Department of Biostatistics, Columbia University Mailman School of Public Health, New York, NY, USA.
Stat Med. 2013 Sep 20;32(21):3646-59. doi: 10.1002/sim.5783. Epub 2013 Mar 25.
Multiple imputation (MI) is a commonly used technique for handling missing data in large-scale medical and public health studies. However, variable selection on multiply-imputed data remains an important and longstanding statistical problem. If a variable selection method is applied to each imputed dataset separately, it may select different variables for different imputed datasets, which makes it difficult to interpret the final model or draw scientific conclusions. In this paper, we propose a novel multiple imputation-least absolute shrinkage and selection operator (MI-LASSO) variable selection method as an extension of the least absolute shrinkage and selection operator (LASSO) method to multiply-imputed data. The MI-LASSO method treats the estimated regression coefficients of the same variable across all imputed datasets as a group and applies the group LASSO penalty to yield a consistent variable selection across multiple-imputed datasets. We use a simulation study to demonstrate the advantage of the MI-LASSO method compared with the alternatives. We also apply the MI-LASSO method to the University of Michigan Dioxin Exposure Study to identify important circumstances and exposure factors that are associated with human serum dioxin concentration in Midland, Michigan.

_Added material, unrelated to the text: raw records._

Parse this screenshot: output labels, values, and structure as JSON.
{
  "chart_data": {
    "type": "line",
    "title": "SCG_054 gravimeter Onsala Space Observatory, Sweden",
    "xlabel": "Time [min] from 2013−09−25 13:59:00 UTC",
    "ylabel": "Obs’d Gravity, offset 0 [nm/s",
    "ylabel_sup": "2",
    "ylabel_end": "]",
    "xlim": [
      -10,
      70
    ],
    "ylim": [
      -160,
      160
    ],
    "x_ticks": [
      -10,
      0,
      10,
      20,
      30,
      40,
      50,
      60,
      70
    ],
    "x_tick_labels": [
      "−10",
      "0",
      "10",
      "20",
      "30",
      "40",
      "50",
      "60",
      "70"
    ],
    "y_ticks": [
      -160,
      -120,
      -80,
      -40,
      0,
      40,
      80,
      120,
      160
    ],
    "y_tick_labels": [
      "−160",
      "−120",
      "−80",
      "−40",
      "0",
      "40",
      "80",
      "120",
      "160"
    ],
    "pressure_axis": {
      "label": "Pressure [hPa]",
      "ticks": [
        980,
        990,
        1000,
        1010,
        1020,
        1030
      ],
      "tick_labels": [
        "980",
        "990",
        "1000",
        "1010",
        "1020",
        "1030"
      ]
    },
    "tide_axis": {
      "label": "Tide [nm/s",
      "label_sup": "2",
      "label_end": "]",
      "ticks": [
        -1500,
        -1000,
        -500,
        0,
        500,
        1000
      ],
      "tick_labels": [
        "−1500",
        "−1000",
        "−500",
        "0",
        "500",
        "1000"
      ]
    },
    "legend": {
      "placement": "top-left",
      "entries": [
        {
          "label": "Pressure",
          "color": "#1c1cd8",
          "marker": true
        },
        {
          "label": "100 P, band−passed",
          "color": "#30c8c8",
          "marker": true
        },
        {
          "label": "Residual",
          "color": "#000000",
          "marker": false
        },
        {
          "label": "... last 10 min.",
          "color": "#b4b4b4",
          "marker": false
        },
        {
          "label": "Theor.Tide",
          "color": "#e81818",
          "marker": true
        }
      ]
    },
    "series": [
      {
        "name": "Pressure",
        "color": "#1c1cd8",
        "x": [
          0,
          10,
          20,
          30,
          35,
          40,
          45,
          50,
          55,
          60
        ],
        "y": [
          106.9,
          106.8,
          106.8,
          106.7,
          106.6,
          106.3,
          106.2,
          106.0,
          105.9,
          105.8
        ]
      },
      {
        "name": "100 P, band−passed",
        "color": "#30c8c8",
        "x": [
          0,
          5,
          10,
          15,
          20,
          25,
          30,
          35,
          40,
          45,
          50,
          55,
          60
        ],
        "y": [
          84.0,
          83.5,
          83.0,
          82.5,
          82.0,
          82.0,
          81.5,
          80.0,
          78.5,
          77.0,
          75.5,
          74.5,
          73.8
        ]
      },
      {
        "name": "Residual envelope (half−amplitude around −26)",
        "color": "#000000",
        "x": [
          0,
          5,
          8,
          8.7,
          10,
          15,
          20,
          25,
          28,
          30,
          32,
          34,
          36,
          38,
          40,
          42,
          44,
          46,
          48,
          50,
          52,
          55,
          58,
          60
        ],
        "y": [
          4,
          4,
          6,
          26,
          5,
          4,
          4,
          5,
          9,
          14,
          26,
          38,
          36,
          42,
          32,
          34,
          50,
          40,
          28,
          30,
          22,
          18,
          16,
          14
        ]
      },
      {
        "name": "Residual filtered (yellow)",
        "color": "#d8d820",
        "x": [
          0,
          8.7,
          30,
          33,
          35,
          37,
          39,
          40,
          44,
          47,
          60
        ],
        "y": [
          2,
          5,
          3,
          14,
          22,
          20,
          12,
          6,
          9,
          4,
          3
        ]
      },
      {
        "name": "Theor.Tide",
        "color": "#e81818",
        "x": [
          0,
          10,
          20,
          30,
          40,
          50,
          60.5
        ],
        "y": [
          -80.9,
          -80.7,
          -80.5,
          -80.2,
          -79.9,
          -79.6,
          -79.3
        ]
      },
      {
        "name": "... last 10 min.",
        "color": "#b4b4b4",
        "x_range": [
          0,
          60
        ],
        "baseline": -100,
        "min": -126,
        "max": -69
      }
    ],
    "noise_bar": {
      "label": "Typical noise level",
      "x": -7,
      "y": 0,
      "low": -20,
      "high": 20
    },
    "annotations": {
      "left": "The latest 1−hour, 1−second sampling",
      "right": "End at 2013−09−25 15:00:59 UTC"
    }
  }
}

多重插补(MI)是处理大规模医学和公共卫生研究中缺失数据的常用技术。然而,在多重插补数据上进行变量选择仍然是一个重要且长期存在的统计问题。如果将变量选择方法分别应用于每个插补数据集,那么对于不同的插补数据集,它可能会选择不同的变量,这使得最终模型难以解释或得出科学结论。在本文中,我们提出了一种新的多重插补-最小绝对收缩和选择算子(MI-LASSO)变量选择方法,作为最小绝对收缩和选择算子(LASSO)方法对多重插补数据的扩展。MI-LASSO 方法将同一变量在所有插补数据集中的估计回归系数视为一组,并应用组 LASSO 惩罚,以在多个插补数据集中得到一致的变量选择。我们使用模拟研究来证明 MI-LASSO 方法相对于其他方法的优势。我们还将 MI-LASSO 方法应用于密歇根大学二恶英暴露研究,以确定与密歇根州米德兰市人类血清中二恶英浓度相关的重要情况和暴露因素。